This week on Our Changing World, as part of the Summer Science series, a science related episode from the Voices podcast.
To spray or not to spray - from cotton fields to codling moth
As a Peace Corp volunteer in Malawi, Tim Vandervoet developed a passion for using agriculture and science as a tool for social change - reducing insecticide use through more biological control of pests being one way.
Vandervoet was raised in Arizona where the family business involved the import of agricultural produce from Mexico into the US.
Although slightly removed from his direct area of interest, it was still an important influence from the periphery that steered him to agricultural science and entomology.
The expansive cottonfields of the Southwest in Arizona were where he began as a scientist, working on maximising biological control of whitefly.
After landing a job at Hawkes Bay's Plant and Food Research Vandervoet focus has now shifted to helping develop more effective biocontrol of the codling moth here.
Each year New Zealand exports apple worth nearly 800 million dollars to European and Asian market - both markets with stringent residue regulations and pest-free standards.
Achieving both these in order to maintain access to these crucial markets means a need for to explore newer and more effective ideas - ideas that help ensure high quality fruit with that ultra-low pesticide residues and pest-free status.
A tactic that has been refined in Hawkes Bay is the air-dropping of sterile codling moths imported from Canada.
These are drone-dropped by the thousands over demarcated orchards and disrupt mating behaviour of the moths and suppress the population.
Covid-19 has disrupted this tactic - with no flights coming in, the import of these moths from Canada has been brought to a standstill for the moment.
So it's back to simple methods. Aside from phermone-laden traps for codling moth, Vandervoet uses simple cardboard traps for the larvae strapped around the tree-trunks, offering several more data points for studying the pest population in orchards and developing more effective biocontrol strategies around this.

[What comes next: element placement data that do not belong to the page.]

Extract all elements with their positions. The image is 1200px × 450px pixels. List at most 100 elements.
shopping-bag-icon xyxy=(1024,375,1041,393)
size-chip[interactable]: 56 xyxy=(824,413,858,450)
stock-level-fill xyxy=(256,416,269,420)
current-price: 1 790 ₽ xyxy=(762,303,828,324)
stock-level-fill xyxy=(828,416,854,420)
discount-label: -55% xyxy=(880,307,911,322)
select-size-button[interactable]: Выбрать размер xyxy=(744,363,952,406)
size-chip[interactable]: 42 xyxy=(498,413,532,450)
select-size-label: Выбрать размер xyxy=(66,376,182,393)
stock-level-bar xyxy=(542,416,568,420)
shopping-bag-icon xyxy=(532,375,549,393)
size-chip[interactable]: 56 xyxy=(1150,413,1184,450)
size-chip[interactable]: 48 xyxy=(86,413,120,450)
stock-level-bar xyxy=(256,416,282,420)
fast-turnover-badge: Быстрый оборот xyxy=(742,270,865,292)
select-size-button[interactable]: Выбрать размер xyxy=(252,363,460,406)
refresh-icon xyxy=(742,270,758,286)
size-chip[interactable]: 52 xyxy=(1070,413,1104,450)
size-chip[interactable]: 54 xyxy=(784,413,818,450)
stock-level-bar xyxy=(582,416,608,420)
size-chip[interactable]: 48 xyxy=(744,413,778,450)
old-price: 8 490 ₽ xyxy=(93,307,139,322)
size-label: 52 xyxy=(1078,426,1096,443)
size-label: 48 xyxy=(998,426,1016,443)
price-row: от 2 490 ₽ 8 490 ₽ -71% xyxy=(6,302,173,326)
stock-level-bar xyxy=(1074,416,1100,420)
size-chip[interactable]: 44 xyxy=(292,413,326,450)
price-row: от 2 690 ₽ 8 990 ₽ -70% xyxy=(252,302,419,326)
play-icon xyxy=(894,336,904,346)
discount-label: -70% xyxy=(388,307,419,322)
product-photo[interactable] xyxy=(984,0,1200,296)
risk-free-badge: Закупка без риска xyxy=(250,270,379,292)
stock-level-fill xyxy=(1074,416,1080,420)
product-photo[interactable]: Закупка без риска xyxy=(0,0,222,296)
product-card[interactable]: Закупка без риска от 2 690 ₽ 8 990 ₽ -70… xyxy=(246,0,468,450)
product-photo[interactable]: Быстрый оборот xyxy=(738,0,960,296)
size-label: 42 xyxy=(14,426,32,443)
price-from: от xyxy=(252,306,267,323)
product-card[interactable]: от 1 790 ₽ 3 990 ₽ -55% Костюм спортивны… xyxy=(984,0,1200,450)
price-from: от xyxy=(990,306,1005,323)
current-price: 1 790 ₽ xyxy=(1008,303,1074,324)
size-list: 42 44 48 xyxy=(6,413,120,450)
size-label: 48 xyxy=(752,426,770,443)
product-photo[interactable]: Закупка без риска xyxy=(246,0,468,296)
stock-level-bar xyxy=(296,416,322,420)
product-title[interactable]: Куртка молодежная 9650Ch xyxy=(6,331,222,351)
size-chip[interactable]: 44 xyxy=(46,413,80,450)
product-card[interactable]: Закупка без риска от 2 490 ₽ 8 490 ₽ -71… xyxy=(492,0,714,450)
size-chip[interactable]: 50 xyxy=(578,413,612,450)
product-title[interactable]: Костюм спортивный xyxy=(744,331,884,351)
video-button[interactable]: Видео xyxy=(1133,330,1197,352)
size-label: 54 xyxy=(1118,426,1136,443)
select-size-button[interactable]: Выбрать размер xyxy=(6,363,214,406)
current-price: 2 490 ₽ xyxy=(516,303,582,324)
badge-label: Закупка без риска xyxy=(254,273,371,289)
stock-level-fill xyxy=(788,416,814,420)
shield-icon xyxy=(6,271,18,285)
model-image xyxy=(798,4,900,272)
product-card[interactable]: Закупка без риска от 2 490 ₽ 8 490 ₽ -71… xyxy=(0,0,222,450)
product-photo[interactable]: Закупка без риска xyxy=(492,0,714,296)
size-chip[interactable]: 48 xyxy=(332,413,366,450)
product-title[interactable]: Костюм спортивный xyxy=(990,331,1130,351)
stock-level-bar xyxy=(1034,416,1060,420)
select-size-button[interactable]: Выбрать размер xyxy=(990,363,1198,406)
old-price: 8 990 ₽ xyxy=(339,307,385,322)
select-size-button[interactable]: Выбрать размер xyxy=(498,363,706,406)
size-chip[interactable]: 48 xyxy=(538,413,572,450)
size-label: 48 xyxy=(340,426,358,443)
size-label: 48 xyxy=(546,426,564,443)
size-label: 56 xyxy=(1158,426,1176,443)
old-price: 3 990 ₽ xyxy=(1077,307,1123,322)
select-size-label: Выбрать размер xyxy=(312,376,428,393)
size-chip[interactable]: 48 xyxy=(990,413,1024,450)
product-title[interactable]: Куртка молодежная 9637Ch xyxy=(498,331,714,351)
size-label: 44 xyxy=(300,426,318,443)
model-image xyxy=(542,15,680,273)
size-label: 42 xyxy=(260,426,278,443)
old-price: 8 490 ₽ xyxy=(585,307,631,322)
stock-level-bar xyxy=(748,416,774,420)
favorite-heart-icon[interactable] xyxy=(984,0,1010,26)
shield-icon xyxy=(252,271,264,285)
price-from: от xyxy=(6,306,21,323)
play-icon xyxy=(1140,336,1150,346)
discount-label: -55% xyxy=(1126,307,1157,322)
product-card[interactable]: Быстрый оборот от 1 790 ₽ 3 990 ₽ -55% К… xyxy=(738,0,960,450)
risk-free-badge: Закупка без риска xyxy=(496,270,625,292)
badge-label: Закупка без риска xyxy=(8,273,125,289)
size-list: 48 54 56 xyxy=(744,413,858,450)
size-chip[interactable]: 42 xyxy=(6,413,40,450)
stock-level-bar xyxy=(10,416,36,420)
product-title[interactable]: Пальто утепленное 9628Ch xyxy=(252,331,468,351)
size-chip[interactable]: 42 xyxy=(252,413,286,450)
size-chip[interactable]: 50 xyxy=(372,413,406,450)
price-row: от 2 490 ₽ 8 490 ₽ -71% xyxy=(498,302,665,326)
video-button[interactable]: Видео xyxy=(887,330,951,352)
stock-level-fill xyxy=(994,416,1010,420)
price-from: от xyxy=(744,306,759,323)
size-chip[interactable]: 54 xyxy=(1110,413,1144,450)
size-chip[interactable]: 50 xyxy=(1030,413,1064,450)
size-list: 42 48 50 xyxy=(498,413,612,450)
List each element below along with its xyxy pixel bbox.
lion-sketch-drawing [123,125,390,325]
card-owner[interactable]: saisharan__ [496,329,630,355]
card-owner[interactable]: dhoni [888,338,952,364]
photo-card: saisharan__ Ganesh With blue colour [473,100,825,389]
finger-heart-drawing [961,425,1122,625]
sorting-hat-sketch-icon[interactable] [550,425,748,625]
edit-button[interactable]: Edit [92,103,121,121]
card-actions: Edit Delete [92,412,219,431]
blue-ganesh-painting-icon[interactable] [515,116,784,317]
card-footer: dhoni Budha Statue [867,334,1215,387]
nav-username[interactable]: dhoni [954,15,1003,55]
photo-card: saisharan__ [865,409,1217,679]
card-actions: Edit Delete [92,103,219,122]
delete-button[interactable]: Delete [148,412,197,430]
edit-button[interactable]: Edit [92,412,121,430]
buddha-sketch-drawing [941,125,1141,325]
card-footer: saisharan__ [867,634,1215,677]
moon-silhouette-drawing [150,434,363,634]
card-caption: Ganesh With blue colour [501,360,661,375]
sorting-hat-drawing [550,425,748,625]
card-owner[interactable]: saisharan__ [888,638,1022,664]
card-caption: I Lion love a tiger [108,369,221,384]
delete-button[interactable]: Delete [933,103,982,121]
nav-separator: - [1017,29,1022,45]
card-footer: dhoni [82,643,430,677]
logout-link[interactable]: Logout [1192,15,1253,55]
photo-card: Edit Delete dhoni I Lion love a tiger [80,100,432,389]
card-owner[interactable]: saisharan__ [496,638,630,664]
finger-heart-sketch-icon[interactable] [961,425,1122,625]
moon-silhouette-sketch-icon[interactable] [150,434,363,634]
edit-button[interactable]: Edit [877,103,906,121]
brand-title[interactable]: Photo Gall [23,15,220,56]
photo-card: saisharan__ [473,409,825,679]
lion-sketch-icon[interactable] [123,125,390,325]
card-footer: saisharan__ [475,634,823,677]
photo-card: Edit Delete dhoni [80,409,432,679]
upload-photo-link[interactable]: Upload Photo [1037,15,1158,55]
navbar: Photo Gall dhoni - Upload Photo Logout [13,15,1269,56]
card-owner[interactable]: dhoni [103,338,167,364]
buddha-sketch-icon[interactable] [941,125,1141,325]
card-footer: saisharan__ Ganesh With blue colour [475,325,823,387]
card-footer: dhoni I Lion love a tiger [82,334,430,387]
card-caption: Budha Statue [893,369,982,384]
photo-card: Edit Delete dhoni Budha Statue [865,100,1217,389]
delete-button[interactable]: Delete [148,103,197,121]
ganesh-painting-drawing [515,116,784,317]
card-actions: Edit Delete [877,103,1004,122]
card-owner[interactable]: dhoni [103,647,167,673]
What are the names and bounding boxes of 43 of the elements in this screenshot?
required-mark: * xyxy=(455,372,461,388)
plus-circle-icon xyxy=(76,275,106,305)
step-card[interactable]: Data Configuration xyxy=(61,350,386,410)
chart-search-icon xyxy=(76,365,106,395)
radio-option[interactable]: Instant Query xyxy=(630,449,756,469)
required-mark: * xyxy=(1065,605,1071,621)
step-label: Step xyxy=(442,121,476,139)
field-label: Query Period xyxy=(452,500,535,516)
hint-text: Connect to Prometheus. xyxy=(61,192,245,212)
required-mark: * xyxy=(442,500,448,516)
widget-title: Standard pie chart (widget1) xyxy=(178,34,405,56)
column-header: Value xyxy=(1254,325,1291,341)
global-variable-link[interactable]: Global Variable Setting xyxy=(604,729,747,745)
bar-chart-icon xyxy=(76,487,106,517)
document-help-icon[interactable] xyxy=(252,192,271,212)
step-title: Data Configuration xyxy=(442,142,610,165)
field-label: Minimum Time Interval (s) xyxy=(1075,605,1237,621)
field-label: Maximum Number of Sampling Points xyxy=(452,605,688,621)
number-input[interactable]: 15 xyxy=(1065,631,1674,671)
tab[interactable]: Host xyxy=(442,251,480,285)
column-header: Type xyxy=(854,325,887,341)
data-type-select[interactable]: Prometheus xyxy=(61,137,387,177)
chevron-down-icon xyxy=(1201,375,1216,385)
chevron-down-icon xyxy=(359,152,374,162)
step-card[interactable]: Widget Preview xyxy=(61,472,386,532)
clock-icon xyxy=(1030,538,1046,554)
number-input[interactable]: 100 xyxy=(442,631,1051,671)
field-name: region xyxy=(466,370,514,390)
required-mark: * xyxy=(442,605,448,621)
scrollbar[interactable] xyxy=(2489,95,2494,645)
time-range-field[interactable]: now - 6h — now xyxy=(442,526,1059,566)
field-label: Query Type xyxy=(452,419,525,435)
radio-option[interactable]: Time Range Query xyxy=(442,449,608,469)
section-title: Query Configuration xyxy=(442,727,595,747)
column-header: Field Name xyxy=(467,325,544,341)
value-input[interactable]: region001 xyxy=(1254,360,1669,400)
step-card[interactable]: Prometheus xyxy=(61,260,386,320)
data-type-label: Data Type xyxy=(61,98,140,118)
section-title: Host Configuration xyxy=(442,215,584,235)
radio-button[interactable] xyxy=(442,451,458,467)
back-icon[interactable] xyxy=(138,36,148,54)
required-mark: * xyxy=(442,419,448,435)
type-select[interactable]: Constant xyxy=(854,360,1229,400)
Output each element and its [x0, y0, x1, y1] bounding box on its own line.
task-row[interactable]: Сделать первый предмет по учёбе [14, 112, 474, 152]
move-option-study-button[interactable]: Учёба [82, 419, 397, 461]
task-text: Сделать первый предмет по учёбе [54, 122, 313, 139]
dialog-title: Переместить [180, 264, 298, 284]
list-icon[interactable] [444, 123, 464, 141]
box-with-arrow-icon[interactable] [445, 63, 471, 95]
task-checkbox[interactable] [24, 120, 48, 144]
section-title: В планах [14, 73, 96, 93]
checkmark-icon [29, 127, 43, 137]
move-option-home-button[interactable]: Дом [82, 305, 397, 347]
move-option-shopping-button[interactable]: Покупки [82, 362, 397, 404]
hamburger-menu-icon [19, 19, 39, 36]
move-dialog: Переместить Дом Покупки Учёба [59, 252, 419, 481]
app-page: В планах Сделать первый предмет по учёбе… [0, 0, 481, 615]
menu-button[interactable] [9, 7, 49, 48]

"Lowering toxicity, reducing the use of insecticide is obviously good for growers, the environment land and consumers" says Vandervoet
"I'd take an NZ apple over a US apple any day" Tim laughs - "New Zealand has a very good reputation for very low residue fruit".
"What we don't want is to get on a treadmill" says Tim referring to the pattern where one pest dies through once form of insecticide control but it's replaced by another, creating a never-ending insecticide dependence.
"That's what happened when BT cotton was introduced in the US and they too are moving on to lower spray."
Vandervoet feels confident that many Kiwi growers think we can achieve no-spray exports in the next two decades.
'"I'm very positive and would love to contribute to that research" he says.